La scuola pubblica della Repubblica Italiana lavora ogni giorno su tre fronti, nonostante tutto quello che i governanti di turno si sono inventati per ostacolarla, bloccarla e marginalizzarla:

1. educare i cittadini del domani alla democrazia

2. istruire tutte le alunne e gli alunni nei diversi ambiti disciplinari

3. promuovere i talenti di ciascuno e valorizzare le eccellenze, senza “sacrificare” chi è in difficoltà

Per svolgere quotidianamente la sua mission sono indispensabili locali idonei, personale numericamente sufficiente e socialmente rispettato, anche in termini economici, certezza dei doveri e dei diritti. Educare alla democrazia significa che dove ha inizio il “quadratino” dell’altro, finisce il mio “quadratino” personale di libertà. Tutti gli alunni hanno diritto all’istruzione, ma ciascuno studente ha il dovere di impegnarsi nel processo formativo. Chi non lo fa deve essere bocciato. I “bravi e meritevoli” non possono essere “sacrificati” per recuperare i meno bravi, ma questi ultimi hanno il diritto di essere seguiti con attività di recupero obbligatorie pomeridiane che devono frequentare perché questo è il loro dovere.

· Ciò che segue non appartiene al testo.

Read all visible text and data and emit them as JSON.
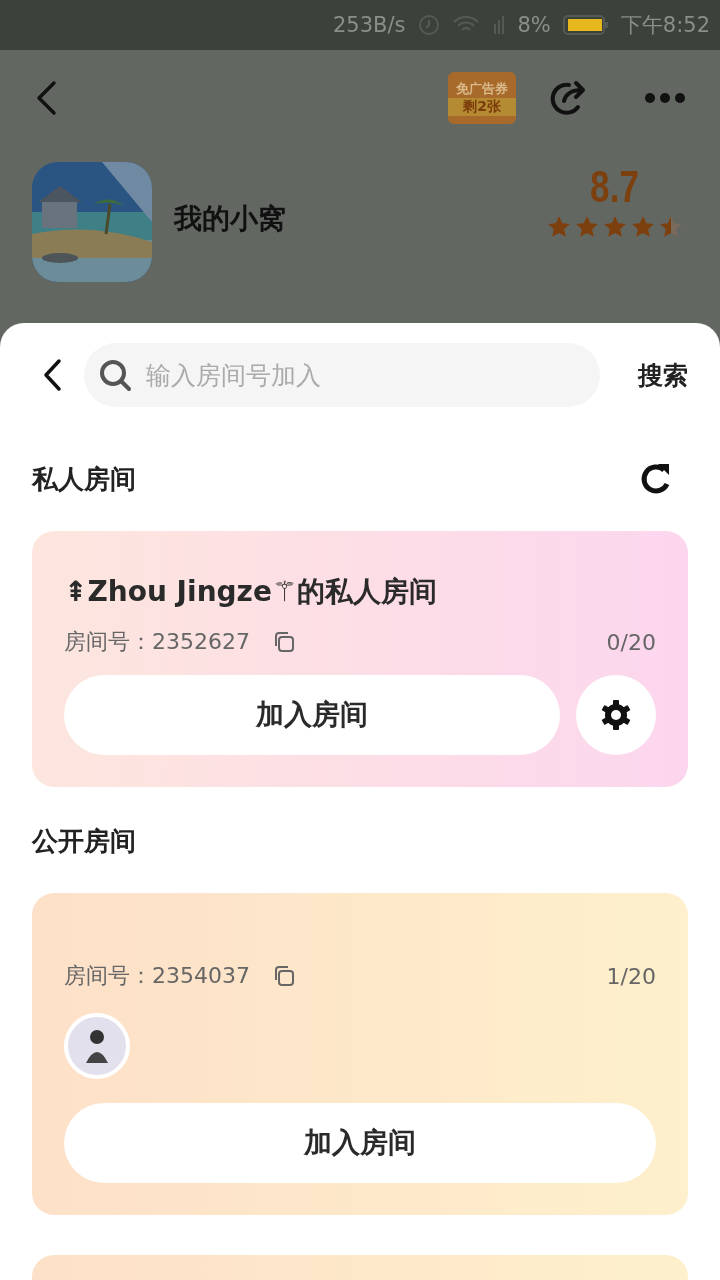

Il postulato berlusconiano che sosteneva la differenza ontologica tra il figlio di un professionista e quello di un operaio ha generato una concezione aziendalistica della scuola, destinata a produrre frutti avvelenati. Ironia della storia, i geni non germogliano sui rami degli alberi genealogici e l’intelligenza non risulta direttamente proporzionale alla consistenza del conto corrente dei genitori di un alunno. Da quel postulato errato è discesa la sistematica distruzione della scuola pubblica della Repubblica Italiana: abolizione degli esami di riparazione a settembre, classi-pollaio con 28-30 alunni e oltre, riduzione di oltre 130mila cattedre, nascita di Istituti scolastici monstre con più di mille studenti, taglio dei bidelli etc.

Il risparmio effimero sulla carne viva di studenti, professori e personale Ata portava e porta in seno dei costi sociali ed economici altissimi. Lo spreco di brillanti intelligenze, non valorizzate nel marasma generale che deriva dal principio pseudo didattico-educativo “Zero punizioni, solo promozioni”, unito alla logica scellerata di troppe famiglie del “Mio figlio ha sempre ragione!”, distrugge la scuola.

Basta con i mediocri o incapaci “figli di…” che non ricevono in dono terre e castelli, come nel Medioevo, ma immeritati posti di elevata responsabilità nei gangli vitali dello Stato. La generazione dei diritti senza doveri è passata dalla violenza verbale a quella fisica, fino all’omicidio, nel delirio confuso che mischia virtuale e reale. Urge un “anno zero”, dalle elementari all’università: forse avremo il 75% di bocciati, ma sicuramente sarà l’inizio di un nuovo Rinascimento.